Я ничего не знал в этой стране и знать не хотел. Меня тянуло обратно — туда, где существовала понятная жизнь, близкие друзья и недруги, которые сейчас тоже казались близкими друзьями, к знакомым улицам, ведущим к белой горке Капитолия, высившейся над идеально-подстриженными зелеными лужайками своего подножья…
Однако здесь, как я быстро и бесповоротно уяснил, выказывать свою тоску по Америке было попросту неуместно и неприлично. Просто не поняли бы.
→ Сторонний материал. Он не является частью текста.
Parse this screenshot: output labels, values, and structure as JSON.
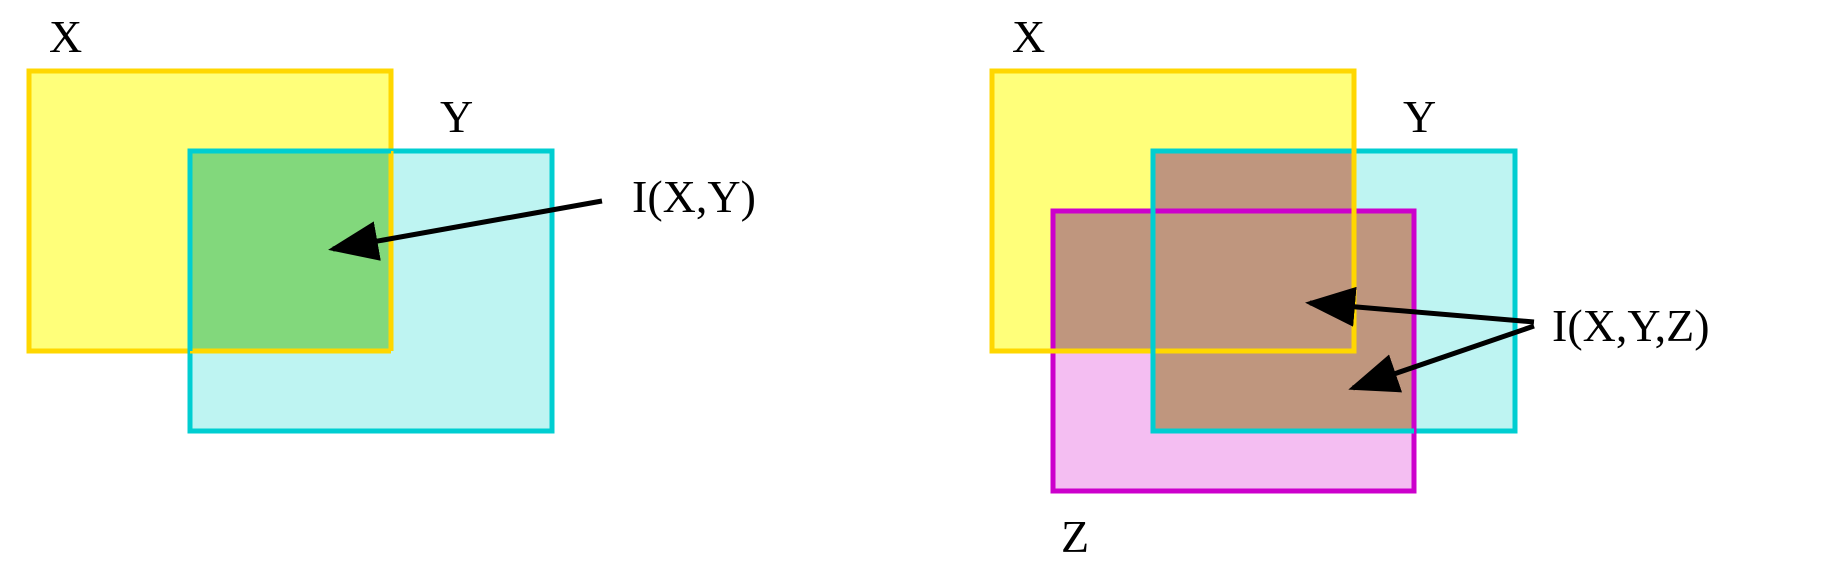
{
  "left_diagram": {
    "sets": [
      {
        "id": "X",
        "label": "X",
        "fill": "#FFFF7A",
        "stroke": "#FFD700"
      },
      {
        "id": "Y",
        "label": "Y",
        "fill": "#BEF4F2",
        "stroke": "#00CED1"
      }
    ],
    "overlap_fill": "#82D87C",
    "annotation": "I(X,Y)"
  },
  "right_diagram": {
    "sets": [
      {
        "id": "X",
        "label": "X",
        "fill": "#FFFF7A",
        "stroke": "#FFD700"
      },
      {
        "id": "Y",
        "label": "Y",
        "fill": "#BEF4F2",
        "stroke": "#00CED1"
      },
      {
        "id": "Z",
        "label": "Z",
        "fill": "#F4BEF2",
        "stroke": "#CC00CC"
      }
    ],
    "overlap_fill": "#BF967E",
    "annotation": "I(X,Y,Z)"
  },
  "arrow_color": "#000000"
}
Все — от директора лагеря — желчной старухи, не выпускавшую изо рта с железными зубами папиросу, до сопливого члена пионерской дружины из младшего отряда — отчего-то были твердо убеждены, что живут за океаном одни лишь злодеи, а помимо злодеев существует еще угнетенный рабочий класс и бесправные добрые негры, нуждающиеся в обязательной моральной поддержке со стороны вездесущего СССР.
Подобным утверждениям я не противоречил, однако начальную стадию своей политической закалки воспринимал вяло и, тихо рыдая в подушку ночью, неизменно вспоминал свою школу, лица приятелей, баскетбольную площадку, обнесенную высокой сеткой ограды, семью чернокожего Джона — лучшего моего дружка, имевшего трех братьев и двух сестер.
Отец Джона был полицейским, часто катал нас на своем могучем автомобиле с бело-красными мигалками, а по воскресеньям на маленьком самолете мы улетали вместе с ним в горы, на рыбалку, откуда я возвращался домой со связкой форели.
Кстати, представителем угнетенного и неимущего класса папа Джона отнюдь не казался.
Я почти не общался со своими сожителями по пионерской казарме, однако старался послушно исполнять все их ритуалы, ибо боялся, что дело может закончиться плохо и за ослушание меня оставят тут навек до полной, так сказать, переделки, со всеми их стягами, галстуками, дудками и барабанами.
Когда же со мной заговаривали пионервожатые и прочие облеченные властью, я превращался в соляной столб, пытаясь таким образом отделаться от их вопросов, большинство из которых касалось Америки, односложными «да-нет», ибо подозревал, что одно неверное слово способно сослужить мне скверную службу.
Кроме того, помнил я и многократное наставление папы: никому ничего об Америке не рассказывать. Молчи, говорил папа. Молчи, и все. Иначе ( так однажды прозвучало в контексте ) подведешь под монастырь. Ну я и молчал.
Финал же этой пионерской эпопеи оказался, увы, глубоко и смешно драматичным.
А было так.
В лагерь я прибыл с некоторым запасом жевательной резинки, считавшейся в те времена в СССР товаром дефицитным, но запас мой за считанные часы исчерпался, щедро розданный направо-налево пионерам, крайне заинтересовавшимся данным продуктом капиталистической пищевой промышленности.
Однако толстый мальчик Дима, чей папа-корреспонент работал в Финляндии, обладал в отличие от меня ежегодным опытом приобщения к родине на лагерно-пионерской, так сказать, почве и, вывезя с собой объемистый куль с жевательной массой, расходовал его единолично и весьма экономно. А называлась же финская жвачка «Аладдин». На всю жизнь запомнилось мне это название!
Мальчик Дима согласился обменять пять упаковок жвачки на мою спортивную футболку с надписью: «Жизнь — сука». Футболку мне подарил чернокожий Джон, носил я ее втайне от родителей, переодеваясь в подъезде при выходе на улицу, и в Москву провез контрабандой, в рукаве куртки.
С Димой произошел жесткий и долгий торг. В итоге я расстался с футболкой, однако стал обладателем десяти пачек «бубль-гума», как именовали жвачку пионеры.
Далее я спросил у Димы, каким количеством резинки он располагает в принципе.
— Много, — сказал Дима высокомерно. — А надо, скажу отцу, привезет из Москвы еще.
— А не продашь?.. — спросил я.
Мальчик Дима, неискушенный в коммерции, трудно задумался. Жил Дима в советской дипломатической колонии в Хельсинки, где для ее обитателей уже был отстроен коммунизм, деньги ему заменяло выражение «купите мне…» , но тут, в Софрине, волшебное словосочетание не работало, а в местном магазинчике тем не менее продавалось много чего вкусненького, и, поразмыслив длительно и смутно, рек толстый мальчик, важно надув губы:
— Пятьдесят копеек пачка… Идет?
— Двадцать!
— Не-е-е…
— Тридцать… .
— А не мало?
— Да это ж пакет леденцов!
— А… тридцать пять?..
— О'кей! — сказал я, пожимая его пухленькую, потную лапку.
В отличие от Димы в азах бизнеса я уже кое-что соображал, как, впрочем, любой и каждый из рожденных и выросших под сенью звездно-полосатого империалистического стяга.